I smiled softly at her anger, squeezing her knee. “I think you will. If you’ll let me explain, that is.”

She opened her mouth to retort but snapped it shut and crossed her arms. “Go on then,” she said for a second time. “ Speak. ”

In that moment, I wanted to kiss her. Her rage. Her passion.

But I nodded instead. And I told her everything. About my curse she already knew, about the lies and the threats that existed back home. It was what she didn’t know that silenced her anger. The trials, the things my sister had reminded me of that she had endured once before—with or without her guilt in this alleged treason.

I told her that those trials were lethal, and if they found out about what we’d done, they’d have every right to kill her in the test that touched on morality.

It was archaic. It was useless. But it was how things were—and how they would be, unless we found a way to end my family’s curse—and the plague of Vespera.

The strangest part though? She didn’t even flinch at the idea. She merely stared.

And then she said, “All of that for a fucking trial, Prince Aster?” she said beneath her breath. “Because you thought I’d die if an old man at the University found out I bedded you?”
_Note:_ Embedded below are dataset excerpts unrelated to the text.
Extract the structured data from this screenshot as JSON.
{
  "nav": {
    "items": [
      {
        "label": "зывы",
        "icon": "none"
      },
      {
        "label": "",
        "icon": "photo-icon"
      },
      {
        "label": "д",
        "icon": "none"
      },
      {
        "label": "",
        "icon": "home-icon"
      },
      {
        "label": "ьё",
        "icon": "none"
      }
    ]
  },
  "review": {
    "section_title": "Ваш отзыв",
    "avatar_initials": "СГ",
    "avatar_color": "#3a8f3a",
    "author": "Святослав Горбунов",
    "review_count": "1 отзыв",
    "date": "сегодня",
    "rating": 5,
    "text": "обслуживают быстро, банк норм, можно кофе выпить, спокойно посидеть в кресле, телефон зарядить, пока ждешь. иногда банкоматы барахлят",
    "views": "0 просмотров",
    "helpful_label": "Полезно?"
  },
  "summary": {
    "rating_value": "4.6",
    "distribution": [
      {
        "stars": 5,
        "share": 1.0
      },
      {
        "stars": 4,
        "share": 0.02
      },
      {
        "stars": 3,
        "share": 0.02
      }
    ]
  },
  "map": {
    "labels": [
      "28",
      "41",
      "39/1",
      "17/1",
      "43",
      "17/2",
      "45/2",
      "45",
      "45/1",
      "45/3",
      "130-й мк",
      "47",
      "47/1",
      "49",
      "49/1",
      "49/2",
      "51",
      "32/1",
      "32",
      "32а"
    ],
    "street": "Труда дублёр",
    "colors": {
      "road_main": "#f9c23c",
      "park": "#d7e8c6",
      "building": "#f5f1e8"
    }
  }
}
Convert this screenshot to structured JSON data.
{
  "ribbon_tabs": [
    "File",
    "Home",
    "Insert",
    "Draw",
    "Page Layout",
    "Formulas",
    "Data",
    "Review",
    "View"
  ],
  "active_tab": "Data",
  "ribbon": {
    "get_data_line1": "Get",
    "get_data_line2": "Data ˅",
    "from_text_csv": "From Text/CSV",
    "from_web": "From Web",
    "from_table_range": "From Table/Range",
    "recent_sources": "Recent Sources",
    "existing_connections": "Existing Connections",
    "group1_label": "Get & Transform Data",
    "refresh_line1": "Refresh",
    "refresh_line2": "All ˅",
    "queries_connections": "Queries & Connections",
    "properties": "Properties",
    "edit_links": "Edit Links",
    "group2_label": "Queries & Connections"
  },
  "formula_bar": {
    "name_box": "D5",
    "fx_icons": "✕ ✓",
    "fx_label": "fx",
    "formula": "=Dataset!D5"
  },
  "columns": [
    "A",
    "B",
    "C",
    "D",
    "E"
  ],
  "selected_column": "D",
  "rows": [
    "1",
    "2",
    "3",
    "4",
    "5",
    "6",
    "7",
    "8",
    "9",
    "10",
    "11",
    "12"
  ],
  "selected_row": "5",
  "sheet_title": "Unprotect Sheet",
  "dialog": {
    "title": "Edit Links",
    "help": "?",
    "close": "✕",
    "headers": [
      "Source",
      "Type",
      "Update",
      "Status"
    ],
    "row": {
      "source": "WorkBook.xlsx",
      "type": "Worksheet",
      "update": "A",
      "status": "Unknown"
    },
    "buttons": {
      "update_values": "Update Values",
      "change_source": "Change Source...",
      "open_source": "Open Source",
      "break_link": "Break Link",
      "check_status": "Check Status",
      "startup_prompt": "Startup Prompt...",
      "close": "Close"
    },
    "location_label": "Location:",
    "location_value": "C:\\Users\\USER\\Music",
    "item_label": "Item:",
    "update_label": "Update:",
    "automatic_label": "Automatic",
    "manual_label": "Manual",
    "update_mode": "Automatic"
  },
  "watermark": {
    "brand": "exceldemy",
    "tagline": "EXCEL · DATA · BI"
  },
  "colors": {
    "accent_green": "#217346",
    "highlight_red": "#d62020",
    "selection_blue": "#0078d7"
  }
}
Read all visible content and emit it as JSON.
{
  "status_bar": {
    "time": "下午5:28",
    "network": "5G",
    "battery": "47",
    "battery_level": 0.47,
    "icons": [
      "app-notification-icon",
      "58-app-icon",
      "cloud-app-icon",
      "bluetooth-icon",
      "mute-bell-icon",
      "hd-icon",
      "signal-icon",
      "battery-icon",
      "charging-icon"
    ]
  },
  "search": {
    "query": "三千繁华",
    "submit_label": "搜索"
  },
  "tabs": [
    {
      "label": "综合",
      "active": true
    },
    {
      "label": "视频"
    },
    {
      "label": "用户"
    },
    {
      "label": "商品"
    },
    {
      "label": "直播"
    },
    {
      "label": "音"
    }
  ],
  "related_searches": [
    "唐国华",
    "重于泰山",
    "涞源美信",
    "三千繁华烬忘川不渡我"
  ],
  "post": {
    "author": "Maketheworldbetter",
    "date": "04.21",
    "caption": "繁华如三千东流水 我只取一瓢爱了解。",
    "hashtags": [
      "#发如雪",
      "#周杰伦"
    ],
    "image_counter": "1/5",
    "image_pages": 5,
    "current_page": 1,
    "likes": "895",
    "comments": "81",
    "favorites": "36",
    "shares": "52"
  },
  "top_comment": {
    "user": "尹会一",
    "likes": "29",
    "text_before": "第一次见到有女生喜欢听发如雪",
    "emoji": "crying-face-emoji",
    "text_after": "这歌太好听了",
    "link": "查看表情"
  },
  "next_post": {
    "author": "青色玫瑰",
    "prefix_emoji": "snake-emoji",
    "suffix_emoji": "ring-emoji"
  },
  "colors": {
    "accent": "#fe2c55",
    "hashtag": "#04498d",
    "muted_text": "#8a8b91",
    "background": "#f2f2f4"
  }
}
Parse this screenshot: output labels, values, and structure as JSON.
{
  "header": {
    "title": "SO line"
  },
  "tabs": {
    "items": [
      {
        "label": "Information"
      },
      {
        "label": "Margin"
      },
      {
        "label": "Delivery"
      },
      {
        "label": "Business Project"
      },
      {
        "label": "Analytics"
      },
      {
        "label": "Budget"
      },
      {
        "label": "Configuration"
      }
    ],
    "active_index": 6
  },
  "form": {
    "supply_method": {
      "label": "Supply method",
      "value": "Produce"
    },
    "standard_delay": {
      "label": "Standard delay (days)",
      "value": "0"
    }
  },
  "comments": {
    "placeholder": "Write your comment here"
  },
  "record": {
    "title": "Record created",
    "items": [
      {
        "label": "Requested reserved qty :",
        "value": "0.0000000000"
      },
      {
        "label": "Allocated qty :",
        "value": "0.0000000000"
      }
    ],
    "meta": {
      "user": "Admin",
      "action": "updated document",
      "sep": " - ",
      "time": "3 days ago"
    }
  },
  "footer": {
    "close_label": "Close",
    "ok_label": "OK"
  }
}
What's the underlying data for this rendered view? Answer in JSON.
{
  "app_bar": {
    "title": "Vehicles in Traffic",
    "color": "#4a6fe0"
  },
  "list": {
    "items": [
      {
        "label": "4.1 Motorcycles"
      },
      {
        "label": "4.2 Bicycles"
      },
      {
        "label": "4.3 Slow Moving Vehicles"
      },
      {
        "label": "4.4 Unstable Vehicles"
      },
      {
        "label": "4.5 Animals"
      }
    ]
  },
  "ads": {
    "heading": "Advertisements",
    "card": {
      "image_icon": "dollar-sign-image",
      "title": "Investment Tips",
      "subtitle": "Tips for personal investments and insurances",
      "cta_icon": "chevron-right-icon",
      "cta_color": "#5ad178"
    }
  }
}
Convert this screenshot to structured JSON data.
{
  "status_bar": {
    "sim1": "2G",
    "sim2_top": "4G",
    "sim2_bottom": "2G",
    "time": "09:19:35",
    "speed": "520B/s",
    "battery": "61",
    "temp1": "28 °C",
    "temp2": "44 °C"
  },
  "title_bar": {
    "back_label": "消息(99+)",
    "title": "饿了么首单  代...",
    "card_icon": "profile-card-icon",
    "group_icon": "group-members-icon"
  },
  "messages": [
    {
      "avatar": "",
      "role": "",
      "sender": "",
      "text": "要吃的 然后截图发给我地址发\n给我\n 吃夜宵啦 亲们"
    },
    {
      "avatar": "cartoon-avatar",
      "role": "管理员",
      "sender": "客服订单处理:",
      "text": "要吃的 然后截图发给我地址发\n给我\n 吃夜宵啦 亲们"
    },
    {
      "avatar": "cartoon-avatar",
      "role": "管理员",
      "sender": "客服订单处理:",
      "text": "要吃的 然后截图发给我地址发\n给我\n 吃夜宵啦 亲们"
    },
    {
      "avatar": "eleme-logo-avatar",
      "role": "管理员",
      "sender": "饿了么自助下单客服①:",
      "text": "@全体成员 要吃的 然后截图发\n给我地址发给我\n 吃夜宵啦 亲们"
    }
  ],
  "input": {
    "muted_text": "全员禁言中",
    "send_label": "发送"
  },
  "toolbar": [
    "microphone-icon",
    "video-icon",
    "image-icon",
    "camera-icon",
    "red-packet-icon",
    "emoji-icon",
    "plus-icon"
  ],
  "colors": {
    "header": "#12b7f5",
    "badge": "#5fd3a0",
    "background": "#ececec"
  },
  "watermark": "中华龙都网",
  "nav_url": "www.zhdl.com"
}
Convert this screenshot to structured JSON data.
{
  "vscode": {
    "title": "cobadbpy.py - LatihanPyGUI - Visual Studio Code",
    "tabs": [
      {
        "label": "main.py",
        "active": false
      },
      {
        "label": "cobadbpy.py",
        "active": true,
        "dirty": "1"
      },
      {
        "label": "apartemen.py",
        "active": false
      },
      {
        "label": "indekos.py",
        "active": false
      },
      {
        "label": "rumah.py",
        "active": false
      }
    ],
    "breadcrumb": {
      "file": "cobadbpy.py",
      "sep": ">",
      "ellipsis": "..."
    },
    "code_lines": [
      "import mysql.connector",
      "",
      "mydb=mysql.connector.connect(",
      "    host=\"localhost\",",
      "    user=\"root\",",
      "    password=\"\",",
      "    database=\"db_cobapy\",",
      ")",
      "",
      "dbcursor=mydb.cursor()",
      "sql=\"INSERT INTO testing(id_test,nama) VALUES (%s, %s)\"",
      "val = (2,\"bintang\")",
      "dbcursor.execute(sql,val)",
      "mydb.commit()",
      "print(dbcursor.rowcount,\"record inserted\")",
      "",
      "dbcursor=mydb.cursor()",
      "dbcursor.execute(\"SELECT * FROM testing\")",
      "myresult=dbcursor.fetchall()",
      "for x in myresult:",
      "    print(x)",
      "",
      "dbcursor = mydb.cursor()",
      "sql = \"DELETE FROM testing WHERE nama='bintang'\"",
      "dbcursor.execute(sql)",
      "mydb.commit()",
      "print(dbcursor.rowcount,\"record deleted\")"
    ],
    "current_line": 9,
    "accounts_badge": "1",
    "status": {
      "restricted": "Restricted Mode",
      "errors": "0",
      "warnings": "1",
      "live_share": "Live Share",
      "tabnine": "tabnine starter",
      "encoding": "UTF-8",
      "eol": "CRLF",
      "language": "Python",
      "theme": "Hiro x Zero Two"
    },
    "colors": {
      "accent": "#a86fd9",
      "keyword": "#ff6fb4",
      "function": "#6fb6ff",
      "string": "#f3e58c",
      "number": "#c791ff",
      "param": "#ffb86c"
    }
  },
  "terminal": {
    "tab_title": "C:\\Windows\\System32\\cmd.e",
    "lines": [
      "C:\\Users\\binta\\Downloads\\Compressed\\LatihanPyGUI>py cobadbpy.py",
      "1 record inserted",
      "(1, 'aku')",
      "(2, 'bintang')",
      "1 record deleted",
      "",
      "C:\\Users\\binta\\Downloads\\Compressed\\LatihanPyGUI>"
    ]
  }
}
With a slow nod, I lowered my focus. “And for that, I am so sorry. I thought I was protecting you. That if you hated me, they’d see me as a villain who stole your virtue. Those things I said, they weren’t true. Gods, Morgana, you need to believe me.”

“Aster?”

I lifted my gaze.

She slapped me again. This time, she grabbed hold of my face after and shook me. “ Fuck you . You do not get to dictate what I am able to survive. You do not get to treat me like I am worthless.”

Here, my lip quivered, and I nodded.

“You are anything but. I will spend my days proving that to you, however fleeting. However short.”

Morgana nodded, and then she kissed me. Hard. After a brief pause, she rested her forehead against mine and shook her head. “Aster, I don’t think I’m the cure you’re seeking. I am a curse. Just like you. We are both terribly cursed.”

I lifted a hand to stroke her cheek, shaking my head. “The stars have plagued me once already, little dove. If you are my second curse, then I yearn for my demise.”